Le procès d'un homme de 51 ans, ancien directeur d'agence bancaire à Manosque, s'ouvre ce lundi 18 mai 2026 devant la cour d'assises de Digne-les-Bains (Alpes-de-Haute-Provence). Il est accusé d'avoir infligé à sa compagne sept ans de torture, de viols répétés et de prostitution forcée entre 2015 et 2022. Il encourt la réclusion criminelle à perpétuité.
Sept ans de l'enfer
La plaignante, âgée de 42 ans et mère de quatre enfants, a choisi de briser le silence. « Son idée, c'est que la peur et la honte doivent changer de camp », confie son avocat, Me Philippe-Henry Honegger. De 2015 à 2022, elle a subi une emprise totale : viols à répétition accompagnés d'actes de torture et de barbarie, prostitution forcée, violences physiques quotidiennes. « Des coups de poing, avec une planche à découper, des entailles dans le dos au couteau. J'étais souvent à sang. Il me brûlait aussi avec sa cigarette », a-t-elle témoigné sur Radio-France.
La relation avait débuté sous couvert de jeux sadomasochistes avant de basculer en relation d'emprise totale. L'accusé lui aurait ordonné d'avoir des relations sexuelles avec d'autres hommes, écoutant via son téléphone portable, décidant des pratiques, des tarifs et récupérant les gains. Me Honegger décrit « toute une existence soumise aux stratégies mises en place par cet homme pour la faire souffrir de toutes les manières possibles, à tous les instants de sa vie », évoquant « la pire vision de l'enfer qu'on puisse imaginer ».
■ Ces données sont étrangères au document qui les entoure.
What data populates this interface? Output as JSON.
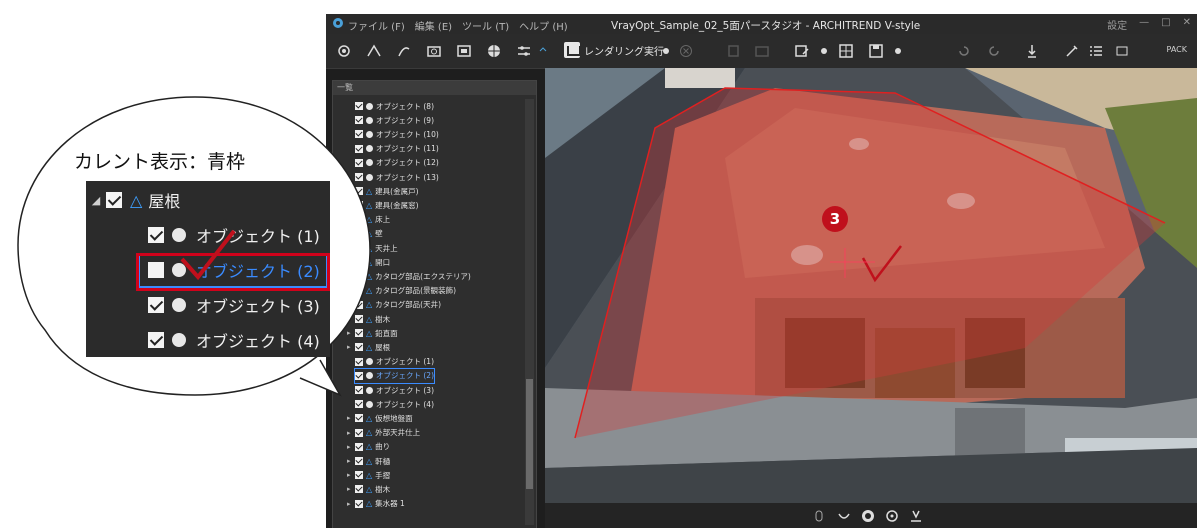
{
  "window": {
    "title": "VrayOpt_Sample_02_5面パースタジオ - ARCHITREND V-style",
    "menus": [
      "ファイル (F)",
      "編集 (E)",
      "ツール (T)",
      "ヘルプ (H)"
    ],
    "controls": [
      "設定",
      "—",
      "□",
      "✕"
    ]
  },
  "toolbar": {
    "render_label": "レンダリング実行",
    "pack_label": "PACK"
  },
  "panel": {
    "header": "一覧",
    "rows": [
      {
        "label": "オブジェクト (8)",
        "kind": "object"
      },
      {
        "label": "オブジェクト (9)",
        "kind": "object"
      },
      {
        "label": "オブジェクト (10)",
        "kind": "object"
      },
      {
        "label": "オブジェクト (11)",
        "kind": "object"
      },
      {
        "label": "オブジェクト (12)",
        "kind": "object"
      },
      {
        "label": "オブジェクト (13)",
        "kind": "object"
      },
      {
        "label": "建具(金属戸)",
        "kind": "group"
      },
      {
        "label": "建具(金属窓)",
        "kind": "group"
      },
      {
        "label": "床上",
        "kind": "group"
      },
      {
        "label": "壁",
        "kind": "group"
      },
      {
        "label": "天井上",
        "kind": "group"
      },
      {
        "label": "開口",
        "kind": "group"
      },
      {
        "label": "カタログ部品(エクステリア)",
        "kind": "group"
      },
      {
        "label": "カタログ部品(景観装飾)",
        "kind": "group"
      },
      {
        "label": "カタログ部品(天井)",
        "kind": "group"
      },
      {
        "label": "樹木",
        "kind": "group"
      },
      {
        "label": "鉛直面",
        "kind": "group"
      },
      {
        "label": "屋根",
        "kind": "group"
      },
      {
        "label": "オブジェクト (1)",
        "kind": "object"
      },
      {
        "label": "オブジェクト (2)",
        "kind": "object",
        "selected": true
      },
      {
        "label": "オブジェクト (3)",
        "kind": "object"
      },
      {
        "label": "オブジェクト (4)",
        "kind": "object"
      },
      {
        "label": "仮想地盤面",
        "kind": "group"
      },
      {
        "label": "外部天井仕上",
        "kind": "group"
      },
      {
        "label": "曲り",
        "kind": "group"
      },
      {
        "label": "軒樋",
        "kind": "group"
      },
      {
        "label": "手摺",
        "kind": "group"
      },
      {
        "label": "樹木",
        "kind": "group"
      },
      {
        "label": "集水器 1",
        "kind": "group"
      }
    ]
  },
  "callout": {
    "title": "カレント表示：青枠",
    "rows": [
      {
        "label": "屋根",
        "kind": "group"
      },
      {
        "label": "オブジェクト (1)",
        "kind": "object"
      },
      {
        "label": "オブジェクト (2)",
        "kind": "object",
        "selected": true
      },
      {
        "label": "オブジェクト (3)",
        "kind": "object"
      },
      {
        "label": "オブジェクト (4)",
        "kind": "object"
      }
    ]
  },
  "viewport": {
    "step_badge": "3"
  },
  "colors": {
    "accent_blue": "#3a8bff",
    "highlight_red": "#d0021b",
    "badge_red": "#c0101c"
  }
}
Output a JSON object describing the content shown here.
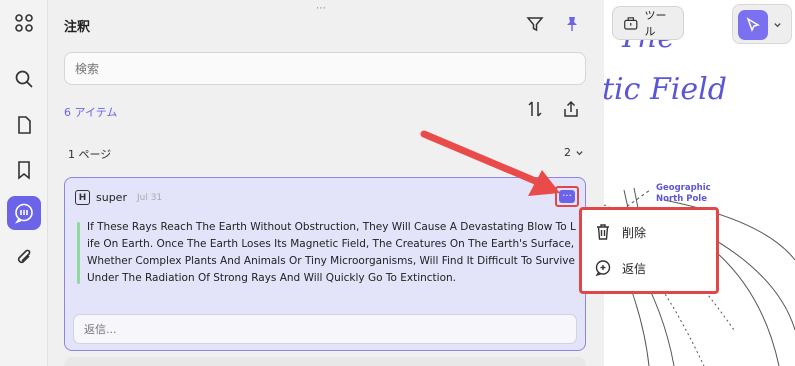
{
  "rail": {
    "items": [
      {
        "name": "apps-icon"
      },
      {
        "name": "search-icon"
      },
      {
        "name": "page-icon"
      },
      {
        "name": "bookmark-icon"
      },
      {
        "name": "comment-icon",
        "active": true
      },
      {
        "name": "attachment-icon"
      }
    ]
  },
  "panel": {
    "title": "注釈",
    "search_placeholder": "検索",
    "item_count": "6 アイテム",
    "page_label": "1 ページ",
    "page_item_count": "2"
  },
  "comment": {
    "user": "super",
    "date": "Jul 31",
    "quote": "If These Rays Reach The Earth Without Obstruction, They Will Cause A Devastating Blow To Life On Earth. Once The Earth Loses Its Magnetic Field, The Creatures On The Earth's Surface, Whether Complex Plants And Animals Or Tiny Microorganisms, Will Find It Difficult To Survive Under The Radiation Of Strong Rays And Will Quickly Go To Extinction.",
    "reply_placeholder": "返信...",
    "more_label": "···"
  },
  "menu": {
    "delete_label": "削除",
    "reply_label": "返信"
  },
  "document": {
    "title_line1": "The",
    "title_line2": "tic Field",
    "geo_label_line1": "Geographic",
    "geo_label_line2": "North Pole",
    "tool_label": "ツール"
  },
  "colors": {
    "accent": "#6b63e8",
    "card_bg": "#e3e3f9",
    "highlight": "#e04848",
    "quote_bar": "#8fd9a0"
  }
}
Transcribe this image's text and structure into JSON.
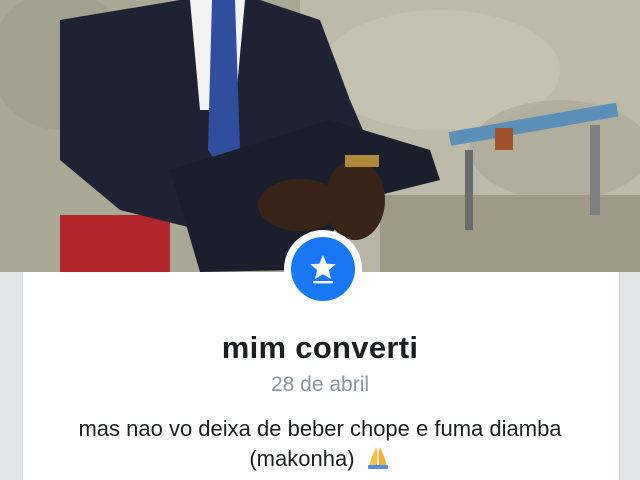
{
  "event": {
    "title": "mim converti",
    "date": "28 de abril",
    "caption_line1": "mas nao vo deixa de beber chope e fuma diamba",
    "caption_line2": "(makonha)",
    "icon": "life-event-star-icon",
    "emoji_icon": "praying-hands-icon"
  },
  "colors": {
    "accent": "#1877f2",
    "title": "#1c1e21",
    "date": "#8d949e"
  }
}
Un dossier étayé par des centaines de preuves
Le renvoi aux assises repose sur « l'intensité et la répétition des violences décrites, mises en relation avec les conclusions de l'expertise médicale et l'exploitation d'enregistrements sonores et vidéos ». Me Honegger insiste : « La parole d'une femme est étayée, corroborée, renforcée, confirmée par des centaines et des centaines de messages, d'échanges téléphoniques, de retranscriptions et par des constatations médicales qui sont incontestables. »
C'est en juin 2022 qu'elle a parlé pour la première fois à une amie, qui a alerté les forces de l'ordre. La victime souffre aujourd'hui de séquelles physiques et psychologiques telles qu'elle a été reconnue handicapée à plus de 80 %. De son côté, l'accusé, défendu par Me Charlotte Barriol, affirme que « les faits relèvent de leur intimité et que les actes étaient consentis ». Il encourt la réclusion criminelle à perpétuité.